I ordered a burger, a sure sign that I’m missing home. It arrived, pretty as a picture, but it was like a burger made by someone who’d read about them and seen photographs, but hadn’t actually eaten one. The sesame seed bun was as dry and crisp like a meringue. The meat, while tasty, had an odd, pebbled texture, and was topped with pesto and pickles. I asked for a cheese burger and they slapped on mozzarella. Fries were great.
Sure enough, the sun came blazing out and I hoofed it to the Russian Museum of Art. A completely different experience from the Hermitage – less formal, less crowded (praise all the Russian Saints), and more relaxed. The change of pace was welcome. The art wasn’t as spectacular, but more than one piece made it not only worthwhile, but gave me reasons to return. I adored this painting of Phryne. I circled back to it twice, and sat on a bench and absorbed what I could. Similar to the Slav epic in scale (huge) but more celebratory. Thanks, Semiradsky.

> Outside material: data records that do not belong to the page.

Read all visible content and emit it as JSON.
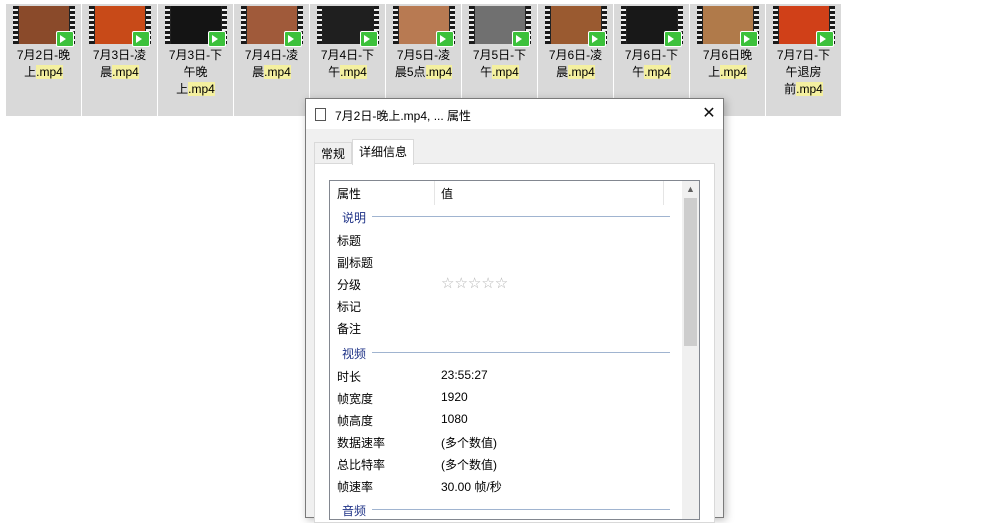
{
  "files": [
    {
      "name_a": "7月2日-晚",
      "name_b": "上",
      "ext": ".mp4",
      "thumb": "#8a4a2a"
    },
    {
      "name_a": "7月3日-凌",
      "name_b": "晨",
      "ext": ".mp4",
      "thumb": "#c84a18"
    },
    {
      "name_a": "7月3日-下",
      "name_b": "午晚上",
      "ext": ".mp4",
      "thumb": "#141414"
    },
    {
      "name_a": "7月4日-凌",
      "name_b": "晨",
      "ext": ".mp4",
      "thumb": "#a05a3a"
    },
    {
      "name_a": "7月4日-下",
      "name_b": "午",
      "ext": ".mp4",
      "thumb": "#1f1f1f"
    },
    {
      "name_a": "7月5日-凌",
      "name_b": "晨5点",
      "ext": ".mp4",
      "thumb": "#b87a52"
    },
    {
      "name_a": "7月5日-下",
      "name_b": "午",
      "ext": ".mp4",
      "thumb": "#707070"
    },
    {
      "name_a": "7月6日-凌",
      "name_b": "晨",
      "ext": ".mp4",
      "thumb": "#9a5a30"
    },
    {
      "name_a": "7月6日-下",
      "name_b": "午",
      "ext": ".mp4",
      "thumb": "#181818"
    },
    {
      "name_a": "7月6日晚",
      "name_b": "上",
      "ext": ".mp4",
      "thumb": "#b07a4a"
    },
    {
      "name_a": "7月7日-下",
      "name_b": "午退房前",
      "ext": ".mp4",
      "thumb": "#d04018"
    }
  ],
  "dialog": {
    "title": "7月2日-晚上.mp4, ... 属性",
    "close": "✕",
    "tabs": [
      "常规",
      "详细信息"
    ],
    "header_property": "属性",
    "header_value": "值",
    "sections": {
      "description": "说明",
      "video": "视频",
      "audio": "音频"
    },
    "desc_rows": [
      "标题",
      "副标题",
      "分级",
      "标记",
      "备注"
    ],
    "rating_stars": "☆☆☆☆☆",
    "rating": 0,
    "video_rows": [
      {
        "label": "时长",
        "value": "23:55:27"
      },
      {
        "label": "帧宽度",
        "value": "1920"
      },
      {
        "label": "帧高度",
        "value": "1080"
      },
      {
        "label": "数据速率",
        "value": "(多个数值)"
      },
      {
        "label": "总比特率",
        "value": "(多个数值)"
      },
      {
        "label": "帧速率",
        "value": "30.00 帧/秒"
      }
    ],
    "scroll_up": "▲"
  }
}
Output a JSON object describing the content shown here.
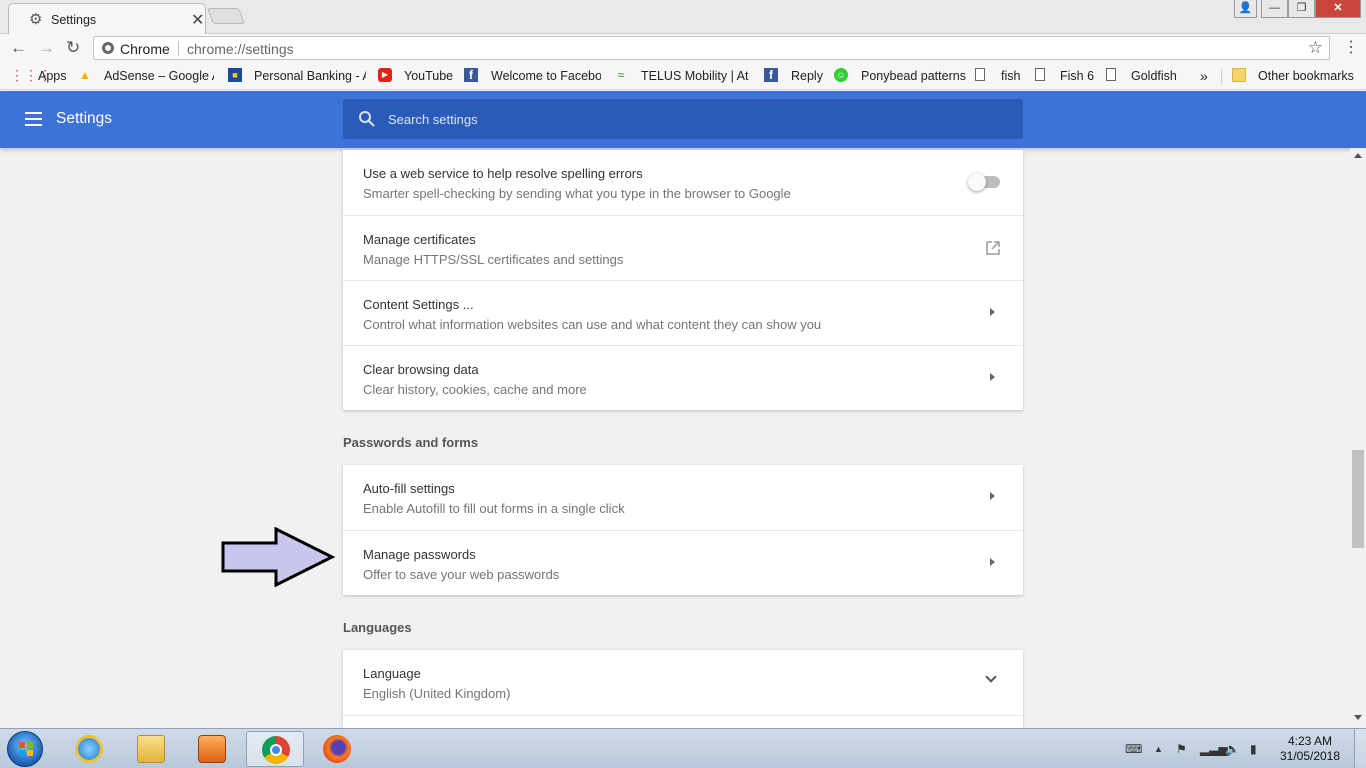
{
  "tab": {
    "title": "Settings",
    "close": "✕"
  },
  "window_controls": {
    "user": "👤",
    "minimize": "—",
    "maximize": "❐",
    "close": "✕"
  },
  "toolbar": {
    "back": "←",
    "forward": "→",
    "reload": "↻",
    "chip_label": "Chrome",
    "url": "chrome://settings",
    "star": "☆",
    "menu": "⋮"
  },
  "bookmarks": {
    "items": [
      {
        "label": "Apps",
        "icon": "apps-grid-icon"
      },
      {
        "label": "AdSense – Google A",
        "icon": "adsense-icon"
      },
      {
        "label": "Personal Banking - A",
        "icon": "bank-icon"
      },
      {
        "label": "YouTube",
        "icon": "youtube-icon"
      },
      {
        "label": "Welcome to Facebo",
        "icon": "facebook-icon"
      },
      {
        "label": "TELUS Mobility | At T",
        "icon": "telus-icon"
      },
      {
        "label": "Reply",
        "icon": "facebook-icon"
      },
      {
        "label": "Ponybead patterns",
        "icon": "ponybead-icon"
      },
      {
        "label": "fish",
        "icon": "page-icon"
      },
      {
        "label": "Fish 6",
        "icon": "page-icon"
      },
      {
        "label": "Goldfish",
        "icon": "page-icon"
      }
    ],
    "overflow": "»",
    "other": "Other bookmarks"
  },
  "header": {
    "title": "Settings",
    "search_placeholder": "Search settings"
  },
  "cards": {
    "advanced": [
      {
        "title": "Use a web service to help resolve spelling errors",
        "subtitle": "Smarter spell-checking by sending what you type in the browser to Google",
        "control": "toggle",
        "enabled": false
      },
      {
        "title": "Manage certificates",
        "subtitle": "Manage HTTPS/SSL certificates and settings",
        "control": "external-link"
      },
      {
        "title": "Content Settings ...",
        "subtitle": "Control what information websites can use and what content they can show you",
        "control": "arrow"
      },
      {
        "title": "Clear browsing data",
        "subtitle": "Clear history, cookies, cache and more",
        "control": "arrow"
      }
    ],
    "passwords_title": "Passwords and forms",
    "passwords": [
      {
        "title": "Auto-fill settings",
        "subtitle": "Enable Autofill to fill out forms in a single click",
        "control": "arrow"
      },
      {
        "title": "Manage passwords",
        "subtitle": "Offer to save your web passwords",
        "control": "arrow"
      }
    ],
    "languages_title": "Languages",
    "languages": [
      {
        "title": "Language",
        "subtitle": "English (United Kingdom)",
        "control": "chevron-down"
      }
    ]
  },
  "taskbar": {
    "clock_time": "4:23 AM",
    "clock_date": "31/05/2018"
  },
  "colors": {
    "header_blue": "#3d73d8",
    "search_blue": "#2b5bb8",
    "annotation_arrow": "#c9c6ee"
  }
}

As always, I noticed the dogs, like this jaunty, backlit fellow.
And, according to the museum note, this naughty satyr is just being helpful, tying the nymph’s sandals. Riiiight.
I overheard a guide tell five military officers that it’s from a Russian folktale. The knight must choose his direction. If he goes right, women and marriage. If he turns left, he’ll have wealth and land. If he rides straight ahead, war and death. He chooses the straight ahead path. I couldn’t help but mutter, if he picked the right woman he could have marriage, wealth, and all the fighting he wanted. Probably great makeup sex too. One of the military guys cracked a smile. They weren’t Americans or Russians, or they wouldn’t have had an English speaking guide.
It reminded me of the painting in the Musée d’Orsay of a defeated cavalry solder riding home through fields of tulips, lance dragging, head bowed. The way I often feel after a full museum day, dragging my ass home through a field of glorious beauty. So much art, so little time. But I forgot one of the best attributes of this museum.
I had planned to walk through the connected wing of the Benois, but fatigue overruled me. I sensibly walked to my dinner place, and after an excellent risotto, called it a day. Tomorrow, return to the Hermitage.